We’re almost at the end of 2018 and ready to head into 2019 not quite fully-fledged in Mexico but more fledged every day.  Mexico turns out to be something like Ralph’s Pretty Good Grocery on the old Prairie Home Companion.  If Ralph didn’t have what you wanted, you probably didn’t need it.  Back to the Three Laws of Information.

Things don’t work the same way (ask me about having the power shut off in the middle of a shower because the bill – somebody else’s – had not been paid).  “Familiar” food does not taste the same but there are really good other things to eat.  Sizes are different – I now wear a size 26 shoe.  But as more than one advisor counseled, “If you want life exactly like you live it in the States, stay home.”

We didn’t want to stay home and we are falling more in love with Mexico all the time.  At the moment, Michael is building my art table with things from Home Depot – our Mexican Home Depot.  We want to be where we are.

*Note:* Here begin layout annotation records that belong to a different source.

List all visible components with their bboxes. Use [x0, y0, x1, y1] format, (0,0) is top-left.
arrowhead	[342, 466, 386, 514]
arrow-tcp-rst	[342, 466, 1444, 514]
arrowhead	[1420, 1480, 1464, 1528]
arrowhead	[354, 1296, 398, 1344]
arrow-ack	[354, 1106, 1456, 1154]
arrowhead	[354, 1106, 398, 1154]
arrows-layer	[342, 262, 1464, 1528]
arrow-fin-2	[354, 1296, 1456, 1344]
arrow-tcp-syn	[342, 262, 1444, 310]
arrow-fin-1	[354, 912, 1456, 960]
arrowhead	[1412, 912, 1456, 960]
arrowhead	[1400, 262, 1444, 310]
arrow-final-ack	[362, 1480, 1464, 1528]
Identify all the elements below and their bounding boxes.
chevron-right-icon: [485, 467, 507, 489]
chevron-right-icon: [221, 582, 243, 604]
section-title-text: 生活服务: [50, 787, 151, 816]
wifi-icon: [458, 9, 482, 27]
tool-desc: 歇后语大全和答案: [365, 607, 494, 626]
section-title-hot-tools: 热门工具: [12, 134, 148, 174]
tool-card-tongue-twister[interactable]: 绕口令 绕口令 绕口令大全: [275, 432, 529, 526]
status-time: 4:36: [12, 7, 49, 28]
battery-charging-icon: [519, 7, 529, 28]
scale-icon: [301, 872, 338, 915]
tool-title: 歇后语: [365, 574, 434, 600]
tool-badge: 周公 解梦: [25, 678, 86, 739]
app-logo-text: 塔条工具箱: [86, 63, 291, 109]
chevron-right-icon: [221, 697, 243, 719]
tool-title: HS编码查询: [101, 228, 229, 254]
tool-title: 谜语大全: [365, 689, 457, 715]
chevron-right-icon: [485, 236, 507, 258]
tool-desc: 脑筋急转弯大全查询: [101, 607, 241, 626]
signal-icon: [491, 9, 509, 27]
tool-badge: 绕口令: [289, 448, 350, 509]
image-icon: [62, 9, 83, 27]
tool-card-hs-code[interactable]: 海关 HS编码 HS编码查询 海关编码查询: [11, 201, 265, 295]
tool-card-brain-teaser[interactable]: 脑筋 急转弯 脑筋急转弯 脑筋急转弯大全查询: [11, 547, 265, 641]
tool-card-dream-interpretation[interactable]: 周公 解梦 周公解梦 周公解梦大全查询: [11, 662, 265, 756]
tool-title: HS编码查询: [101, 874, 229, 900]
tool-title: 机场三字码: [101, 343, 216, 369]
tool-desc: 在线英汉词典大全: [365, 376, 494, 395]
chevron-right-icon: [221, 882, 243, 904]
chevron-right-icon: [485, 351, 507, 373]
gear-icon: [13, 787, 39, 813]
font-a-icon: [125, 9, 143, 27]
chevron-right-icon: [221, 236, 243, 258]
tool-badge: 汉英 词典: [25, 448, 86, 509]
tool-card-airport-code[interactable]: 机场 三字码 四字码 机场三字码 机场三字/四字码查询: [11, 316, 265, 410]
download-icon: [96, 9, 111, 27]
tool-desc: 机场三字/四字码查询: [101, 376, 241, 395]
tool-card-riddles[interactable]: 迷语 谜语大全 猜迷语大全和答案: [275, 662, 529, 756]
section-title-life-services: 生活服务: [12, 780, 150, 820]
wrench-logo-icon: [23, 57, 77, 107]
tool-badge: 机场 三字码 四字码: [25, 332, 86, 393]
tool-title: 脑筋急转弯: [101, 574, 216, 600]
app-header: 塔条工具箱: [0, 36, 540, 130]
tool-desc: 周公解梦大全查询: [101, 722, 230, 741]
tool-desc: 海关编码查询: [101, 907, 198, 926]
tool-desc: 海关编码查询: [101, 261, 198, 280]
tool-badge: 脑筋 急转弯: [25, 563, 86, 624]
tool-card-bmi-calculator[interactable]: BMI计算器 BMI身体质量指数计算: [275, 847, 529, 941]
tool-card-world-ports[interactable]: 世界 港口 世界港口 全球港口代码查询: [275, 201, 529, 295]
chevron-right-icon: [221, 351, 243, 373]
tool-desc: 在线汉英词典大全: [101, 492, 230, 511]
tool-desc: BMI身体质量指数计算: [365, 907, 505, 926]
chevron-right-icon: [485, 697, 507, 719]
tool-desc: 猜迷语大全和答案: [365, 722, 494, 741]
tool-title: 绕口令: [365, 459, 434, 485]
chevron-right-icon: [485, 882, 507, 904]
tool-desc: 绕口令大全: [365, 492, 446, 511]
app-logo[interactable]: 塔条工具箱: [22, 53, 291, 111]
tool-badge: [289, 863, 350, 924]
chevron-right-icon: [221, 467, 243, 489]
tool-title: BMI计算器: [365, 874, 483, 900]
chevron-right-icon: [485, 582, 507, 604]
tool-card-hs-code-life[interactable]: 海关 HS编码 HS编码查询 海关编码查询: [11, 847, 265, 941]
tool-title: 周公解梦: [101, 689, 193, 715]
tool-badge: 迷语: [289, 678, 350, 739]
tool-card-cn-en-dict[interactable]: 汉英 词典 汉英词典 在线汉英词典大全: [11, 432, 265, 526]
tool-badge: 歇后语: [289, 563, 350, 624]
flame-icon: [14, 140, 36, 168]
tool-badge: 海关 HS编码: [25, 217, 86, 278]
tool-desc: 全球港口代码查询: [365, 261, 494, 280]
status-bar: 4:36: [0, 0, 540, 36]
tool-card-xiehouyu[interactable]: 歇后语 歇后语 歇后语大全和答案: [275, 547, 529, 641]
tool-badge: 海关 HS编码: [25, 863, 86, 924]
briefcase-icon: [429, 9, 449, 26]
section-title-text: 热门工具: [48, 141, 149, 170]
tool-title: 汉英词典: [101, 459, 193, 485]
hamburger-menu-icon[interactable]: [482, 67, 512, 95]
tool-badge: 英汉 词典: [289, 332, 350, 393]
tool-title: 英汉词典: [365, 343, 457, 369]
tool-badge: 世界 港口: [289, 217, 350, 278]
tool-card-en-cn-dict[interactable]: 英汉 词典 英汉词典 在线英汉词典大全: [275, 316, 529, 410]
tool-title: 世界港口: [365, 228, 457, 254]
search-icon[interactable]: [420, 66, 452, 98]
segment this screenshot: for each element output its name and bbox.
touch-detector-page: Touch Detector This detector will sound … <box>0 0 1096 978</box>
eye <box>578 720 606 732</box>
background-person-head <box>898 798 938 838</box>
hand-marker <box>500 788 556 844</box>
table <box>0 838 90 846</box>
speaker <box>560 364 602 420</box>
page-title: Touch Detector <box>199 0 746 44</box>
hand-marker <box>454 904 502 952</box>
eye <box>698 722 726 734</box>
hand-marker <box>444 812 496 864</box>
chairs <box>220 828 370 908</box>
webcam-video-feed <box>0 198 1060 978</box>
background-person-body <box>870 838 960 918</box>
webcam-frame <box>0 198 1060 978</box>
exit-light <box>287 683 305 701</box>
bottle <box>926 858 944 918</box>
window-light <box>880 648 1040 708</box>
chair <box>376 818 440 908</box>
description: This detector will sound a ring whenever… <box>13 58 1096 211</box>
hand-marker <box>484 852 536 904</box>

We hope your holidays have been great and that 2019 will surprise you in the best possible ways.  If you’re not in the mood to make resolutions for the new year (and who is in today’s craziness?) there’s one take-away from “White Christmas” that’s not hokey at all…Irving Berlin was right on the money:

“If you’re worried and you can’t sleep, just count your blessings instead of sheep,
and you’ll fall asleep counting your blessings.”  We’re counting ours.

And you’ll more than likely dream sweet dreams without care, or at least dreams in another language with a lot of friendly smiles.

Until next year, hasta la vista, amigos and amigas!